Otra consecuencia de la "pequeña ganadería", como llama Bartomeus a las abejas de la miel, es que alteran la estructura y la funcionalidad de las redes planta-polinizador. Debido a la apicultura, su abundancia relativa afecta al funcionamiento de las redes de polinización en los ecosistemas naturales y reduce la diversidad de los polinizadores silvestres. Esta es la conclusión de un estudio de 2019 en el que participó Pedro Jordano, profesor de Investigación de la EBD-CSIC:
"La apicultura de alta densidad en áreas naturales parece tener impactos negativos duraderos y más graves en la biodiversidad de lo que se suponía anteriormente". Otro trabajo de la EBD en el que participó Jordano analizó el impacto de la introducción de Apis mellifera en el Parque Nacional del Teide. Los resultados mostraron que la diversidad de polinizadores disminuyó sustancialmente. También se redujo la eficacia reproductiva de las plantas más visitadas por la abeja doméstica. Las abejas domésticas han reemplazado gradualmente a las silvestres en el Mediterráneo en los últimos 50 años.
"Esto es preocupante porque podría afectar negativamente a la producción de frutas y semillas de muchas plantas mediterráneas, pues las abejas melíferas solo pueden complementar los servicios de polinización proporcionados por los insectos silvestres, pero no reemplazarlos por completo", añade Anna Traveset.
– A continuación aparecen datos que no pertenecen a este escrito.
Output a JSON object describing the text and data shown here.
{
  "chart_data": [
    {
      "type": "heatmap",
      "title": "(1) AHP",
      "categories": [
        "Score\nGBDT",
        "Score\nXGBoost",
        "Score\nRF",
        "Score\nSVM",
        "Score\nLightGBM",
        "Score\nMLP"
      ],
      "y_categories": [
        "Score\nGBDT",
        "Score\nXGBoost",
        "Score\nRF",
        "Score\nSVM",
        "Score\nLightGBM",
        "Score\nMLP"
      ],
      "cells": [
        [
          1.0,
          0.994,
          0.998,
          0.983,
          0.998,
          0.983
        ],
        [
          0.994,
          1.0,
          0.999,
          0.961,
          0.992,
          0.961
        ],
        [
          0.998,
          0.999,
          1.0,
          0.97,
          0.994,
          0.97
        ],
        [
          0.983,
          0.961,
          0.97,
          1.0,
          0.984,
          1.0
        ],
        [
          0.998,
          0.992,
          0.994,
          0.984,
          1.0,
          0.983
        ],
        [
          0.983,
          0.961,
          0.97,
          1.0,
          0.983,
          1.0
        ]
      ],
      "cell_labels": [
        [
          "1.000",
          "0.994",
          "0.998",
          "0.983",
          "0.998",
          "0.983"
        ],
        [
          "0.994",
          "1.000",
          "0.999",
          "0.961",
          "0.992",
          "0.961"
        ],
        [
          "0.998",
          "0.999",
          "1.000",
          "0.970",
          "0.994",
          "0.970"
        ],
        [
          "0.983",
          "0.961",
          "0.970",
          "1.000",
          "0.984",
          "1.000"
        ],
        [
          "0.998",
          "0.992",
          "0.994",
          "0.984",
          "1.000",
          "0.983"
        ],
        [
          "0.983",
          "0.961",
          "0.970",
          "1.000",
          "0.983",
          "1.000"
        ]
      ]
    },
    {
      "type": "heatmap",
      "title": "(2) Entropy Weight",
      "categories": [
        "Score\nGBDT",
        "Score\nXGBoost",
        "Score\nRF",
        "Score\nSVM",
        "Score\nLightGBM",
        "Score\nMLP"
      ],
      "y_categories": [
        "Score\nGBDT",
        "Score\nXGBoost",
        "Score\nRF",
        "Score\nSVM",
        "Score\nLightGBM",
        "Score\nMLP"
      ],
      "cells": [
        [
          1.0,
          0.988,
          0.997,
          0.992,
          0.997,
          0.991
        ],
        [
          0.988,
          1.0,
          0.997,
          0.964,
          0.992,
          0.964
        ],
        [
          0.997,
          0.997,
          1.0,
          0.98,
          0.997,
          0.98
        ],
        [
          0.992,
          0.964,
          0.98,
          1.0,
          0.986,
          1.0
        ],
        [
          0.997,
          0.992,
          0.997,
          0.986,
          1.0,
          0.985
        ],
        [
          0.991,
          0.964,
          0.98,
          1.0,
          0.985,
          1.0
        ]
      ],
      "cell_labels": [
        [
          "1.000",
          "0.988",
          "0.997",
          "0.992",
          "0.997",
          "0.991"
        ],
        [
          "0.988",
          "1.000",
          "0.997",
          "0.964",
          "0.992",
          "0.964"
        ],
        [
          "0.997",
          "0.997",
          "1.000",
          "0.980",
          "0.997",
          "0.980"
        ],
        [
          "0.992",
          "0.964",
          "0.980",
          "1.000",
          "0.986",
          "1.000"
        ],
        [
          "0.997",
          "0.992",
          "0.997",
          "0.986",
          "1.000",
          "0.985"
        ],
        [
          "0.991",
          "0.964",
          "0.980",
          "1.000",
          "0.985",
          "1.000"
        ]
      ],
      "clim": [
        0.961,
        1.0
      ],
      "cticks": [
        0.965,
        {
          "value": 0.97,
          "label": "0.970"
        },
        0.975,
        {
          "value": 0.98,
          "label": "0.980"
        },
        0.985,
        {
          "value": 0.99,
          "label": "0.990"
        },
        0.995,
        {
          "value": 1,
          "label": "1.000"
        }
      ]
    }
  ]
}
Un metaanálisis del año 2023, cuyo coautor es Ignasi Bartomeus, mostró que la disminución en la diversidad de polinizadores afecta a la producción de semillas y de frutos, así como a su tamaño, con un efecto mayor en las plantas cultivadas.
Aunque el número de colmenas de abejas de la miel a nivel mundial ha aumentado un 45% desde 1961, la necesidad de polinizadores crece a mayor velocidad debido a la expansión de la agricultura intensiva y de cultivos como frutas, verduras y frutos secos, que dependen precisamente de estos animales. Este desequilibrio entre demanda de polinización y oferta de abejas domesticadas redunda en la necesidad de proteger la diversidad de los polinizadores silvestres y favorecer su conservación.
Como las abejas domésticas son animales agrícolas y no parte de los ecosistemas naturales, "la polinización de cultivos por estas abejas no puede ser considerada un servicio ecosistémico. La apicultura es una actividad agrícola y no debe ser confundida con la conservación de la vida silvestre", indica el libro de Traveset. Eso sí, existe una gran diferencia entre la pequeña apicultura --que con un hábitat en buenas condiciones, buenos parches florales y diversidad de flores es "una actividad que convive perfectamente con la naturaleza"-- y las explotaciones con millones de colmenas. Como explica Bartomeus, "los grandes apicultores necesitan mover sus millones de colmenas porque las flores de un único lugar no son suficientes", lo que genera una gran competencia para las abejas silvestres.